Die Reichtumssteuer ersetzt andere Zahlungen nicht, beispielsweise die Abgabe auf die erste Registrierung eines Autos oder Zölle und ist ein Zusatz zur beispielsweise am 1. Juli eingeführten Immobiliensteuer. Ein Mal im Jahr müssen diejenigen, die Tigipko als reich ansieht, 2% des Mindestlohnes (zum 1. Januar wird er 1.073 Hrywnja (ca. 98 €) betragen) pro Quadratmeter bei Wohnungen über 300 m² bezahlen. Der gleiche Satz wird beim Besitz eines Hauses mit mehr als 600 m² Wohnfläche fällig. Bei Land von mehr als 0,5 ha, das nicht als landwirtschaftliche Fläche ausgewiesen ist, müssen 0,5% der Normschätzung des Grundstücks oder 25% des Schätzwertes für Land in der Oblast bezahlt werden. Beim Besitz eines PKWs mit einem Hubraum von mehr als 4000 cm³ oder eines Motorrades mit mehr als 800 cm³ müssen die Bürger für jede 100 m³ 20% des Mindestlohnes zahlen. Besitzer von Flugzeugen und Hubschraubern werden jeweils 0,2% des Mindestlohnes für ein kg Gewicht bezahlen und die Steuer für Schiffe von 20% des Mindestlohnes wird an die Leistung des Motors geknüpft.
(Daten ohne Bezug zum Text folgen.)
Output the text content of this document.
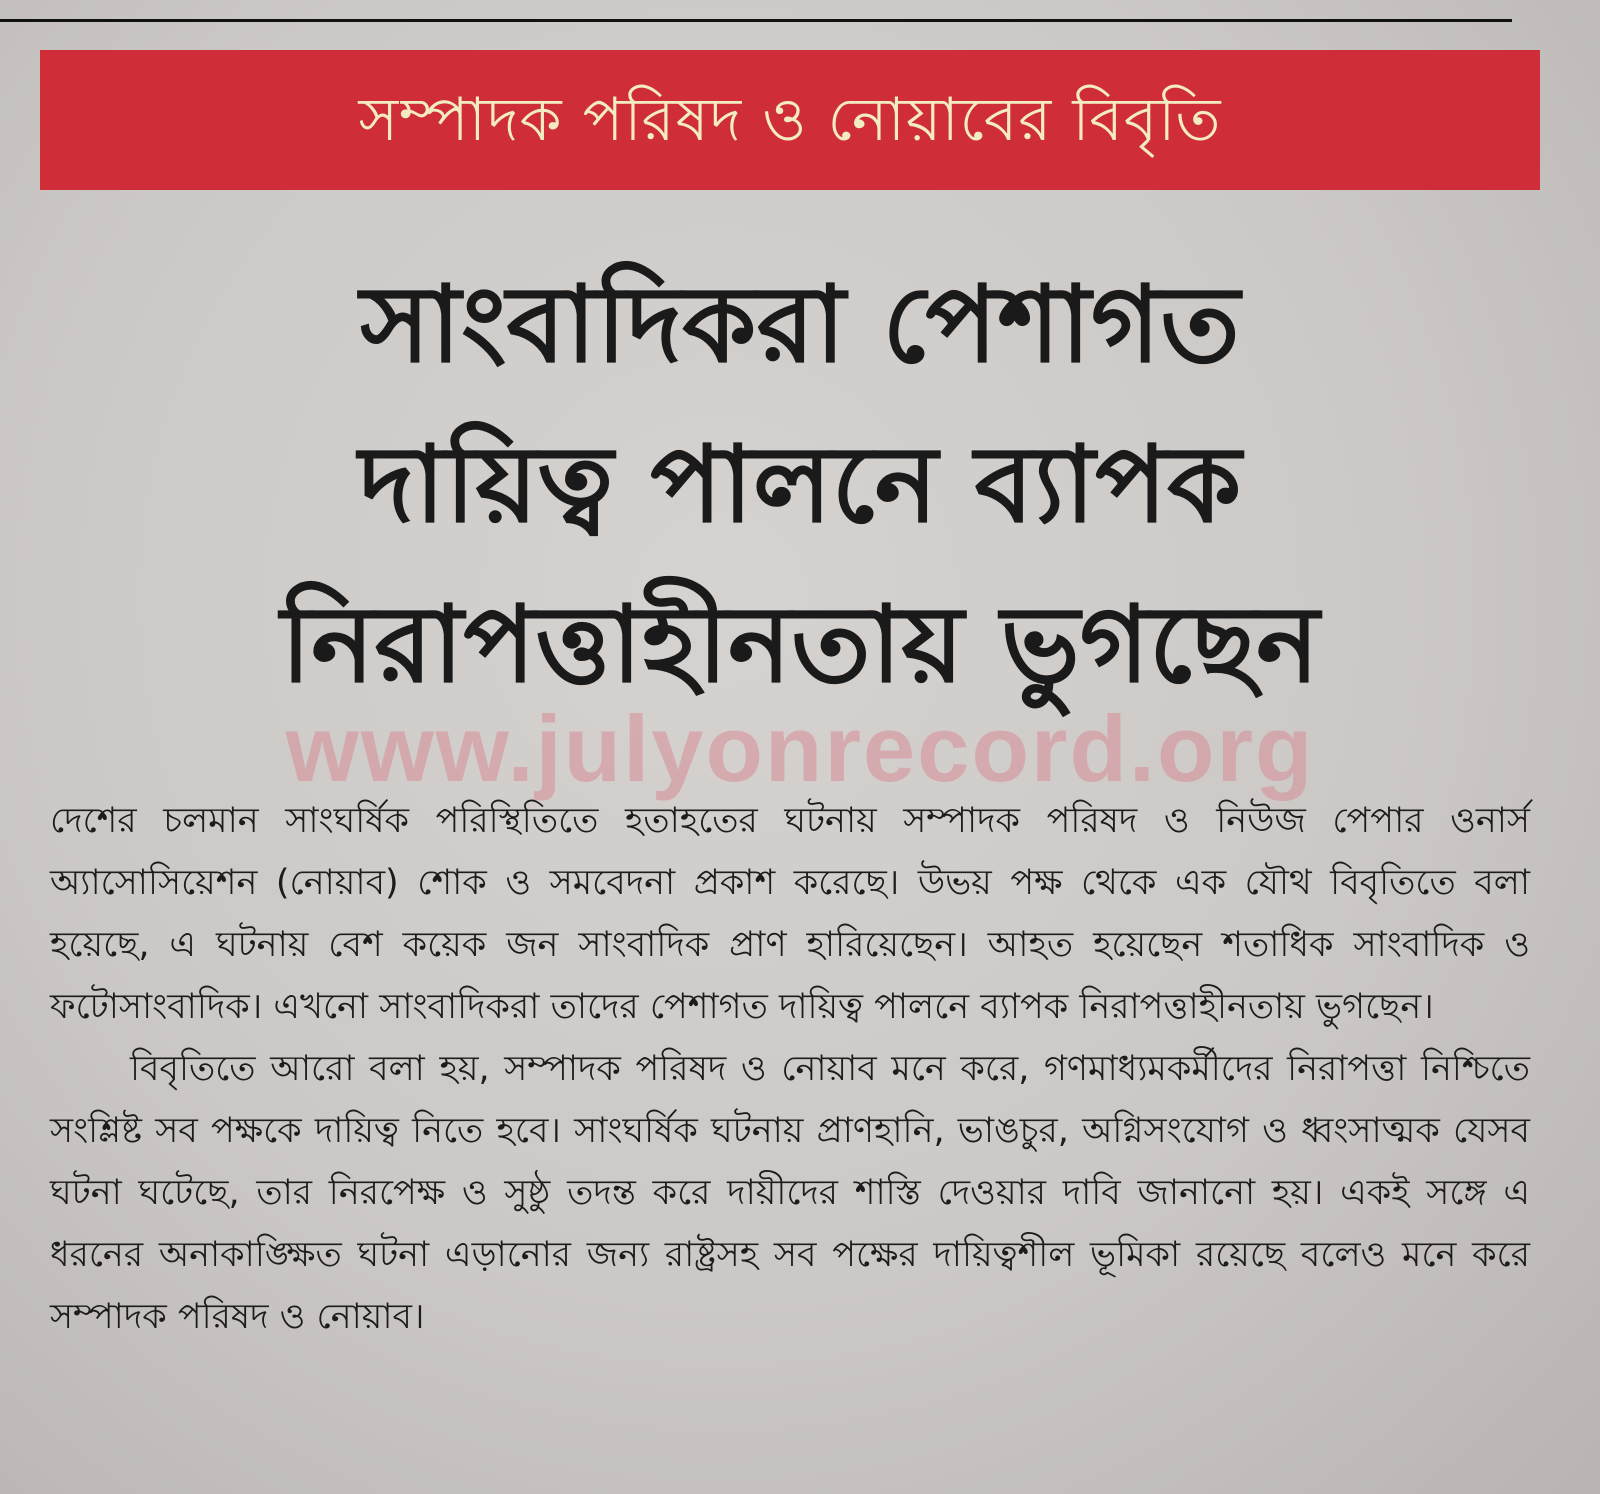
সম্পাদক পরিষদ ও নোয়াবের বিবৃতি
সাংবাদিকরা পেশাগত
দায়িত্ব পালনে ব্যাপক
নিরাপত্তাহীনতায় ভুগছেন
www.julyonrecord.org

দেশের চলমান সাংঘর্ষিক পরিস্থিতিতে হতাহতের ঘটনায় সম্পাদক পরিষদ ও নিউজ পেপার ওনার্স অ্যাসোসিয়েশন (নোয়াব) শোক ও সমবেদনা প্রকাশ করেছে। উভয় পক্ষ থেকে এক যৌথ বিবৃতিতে বলা হয়েছে, এ ঘটনায় বেশ কয়েক জন সাংবাদিক প্রাণ হারিয়েছেন। আহত হয়েছেন শতাধিক সাংবাদিক ও ফটোসাংবাদিক। এখনো সাংবাদিকরা তাদের পেশাগত দায়িত্ব পালনে ব্যাপক নিরাপত্তাহীনতায় ভুগছেন।

বিবৃতিতে আরো বলা হয়, সম্পাদক পরিষদ ও নোয়াব মনে করে, গণমাধ্যমকর্মীদের নিরাপত্তা নিশ্চিতে সংশ্লিষ্ট সব পক্ষকে দায়িত্ব নিতে হবে। সাংঘর্ষিক ঘটনায় প্রাণহানি, ভাঙচুর, অগ্নিসংযোগ ও ধ্বংসাত্মক যেসব ঘটনা ঘটেছে, তার নিরপেক্ষ ও সুষ্ঠু তদন্ত করে দায়ীদের শাস্তি দেওয়ার দাবি জানানো হয়। একই সঙ্গে এ ধরনের অনাকাঙ্ক্ষিত ঘটনা এড়ানোর জন্য রাষ্ট্রসহ সব পক্ষের দায়িত্বশীল ভূমিকা রয়েছে বলেও মনে করে সম্পাদক পরিষদ ও নোয়াব।
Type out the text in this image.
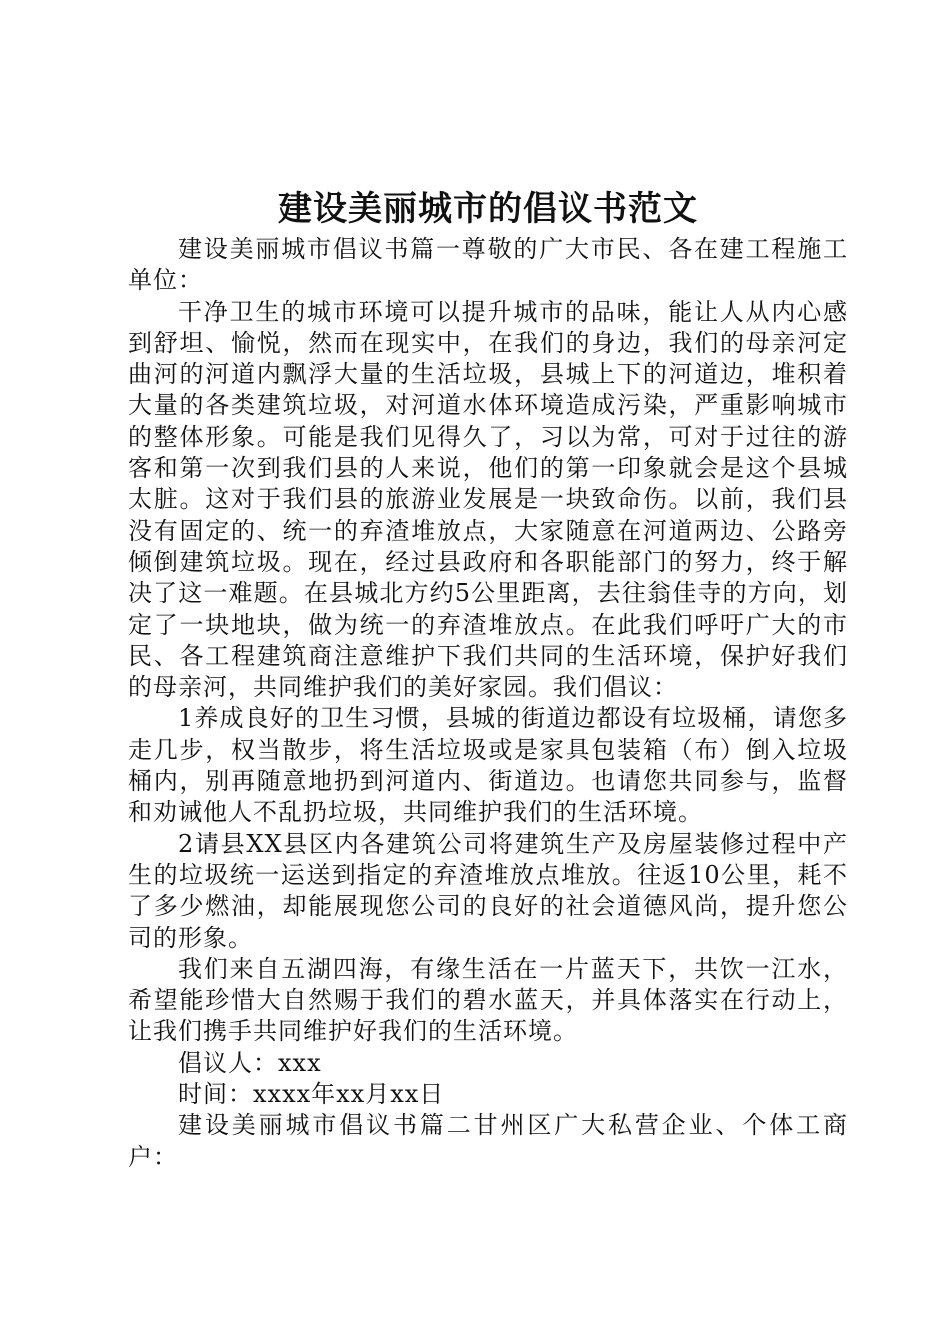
建设美丽城市的倡议书范文

建设美丽城市倡议书篇一尊敬的广大市民、各在建工程施工单位：

干净卫生的城市环境可以提升城市的品味，能让人从内心感到舒坦、愉悦，然而在现实中，在我们的身边，我们的母亲河定曲河的河道内飘浮大量的生活垃圾，县城上下的河道边，堆积着大量的各类建筑垃圾，对河道水体环境造成污染，严重影响城市的整体形象。可能是我们见得久了，习以为常，可对于过往的游客和第一次到我们县的人来说，他们的第一印象就会是这个县城太脏。这对于我们县的旅游业发展是一块致命伤。以前，我们县没有固定的、统一的弃渣堆放点，大家随意在河道两边、公路旁倾倒建筑垃圾。现在，经过县政府和各职能部门的努力，终于解决了这一难题。在县城北方约5公里距离，去往翁佳寺的方向，划定了一块地块，做为统一的弃渣堆放点。在此我们呼吁广大的市民、各工程建筑商注意维护下我们共同的生活环境，保护好我们的母亲河，共同维护我们的美好家园。我们倡议：

1养成良好的卫生习惯，县城的街道边都设有垃圾桶，请您多走几步，权当散步，将生活垃圾或是家具包装箱（布）倒入垃圾桶内，别再随意地扔到河道内、街道边。也请您共同参与，监督和劝诫他人不乱扔垃圾，共同维护我们的生活环境。

2请县XX县区内各建筑公司将建筑生产及房屋装修过程中产生的垃圾统一运送到指定的弃渣堆放点堆放。往返10公里，耗不了多少燃油，却能展现您公司的良好的社会道德风尚，提升您公司的形象。

我们来自五湖四海，有缘生活在一片蓝天下，共饮一江水，希望能珍惜大自然赐于我们的碧水蓝天，并具体落实在行动上，让我们携手共同维护好我们的生活环境。

倡议人：xxx

时间：xxxx年xx月xx日

建设美丽城市倡议书篇二甘州区广大私营企业、个体工商户：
Beim Kauf von Uhren, Telefonen, Waffen, Juwelierarbeiten aus wertvollen Metallen mit einem Wert von mehr als 2.000 € und ebenfalls bei Schuhen, Kleidung, Stoffen, Antiquarischem mit einem Wert von mehr als 3.000 € müssen innerhalb eines Monats 10% des Werts bezahlt werden. Der gleiche Satz wird ebenso bei der Einfuhr der Ware durch eine physische Person in die Ukraine fällig. Wie der “Kommersant-Ukraine” (Ausgabe vom 7. November) mitteilte, hat sich die Regierung ebenso dazu entschlossen, einen neuen progressiven Satz bei der Einkommenssteuer physischer Personen einzuführen. Bei einem monatlichen Einkommen über dem 15-fachen des Mindestlohnes beträgt der Steuersatz 20% für die übersteigende Summe. Derzeit erstreckt sich die Erhöhung des Steuersatzes auf 17% bei Einkommen von mehr als dem Zehnfachen des Mindestlohnes und 15% bei weniger als dem Zehnfachen.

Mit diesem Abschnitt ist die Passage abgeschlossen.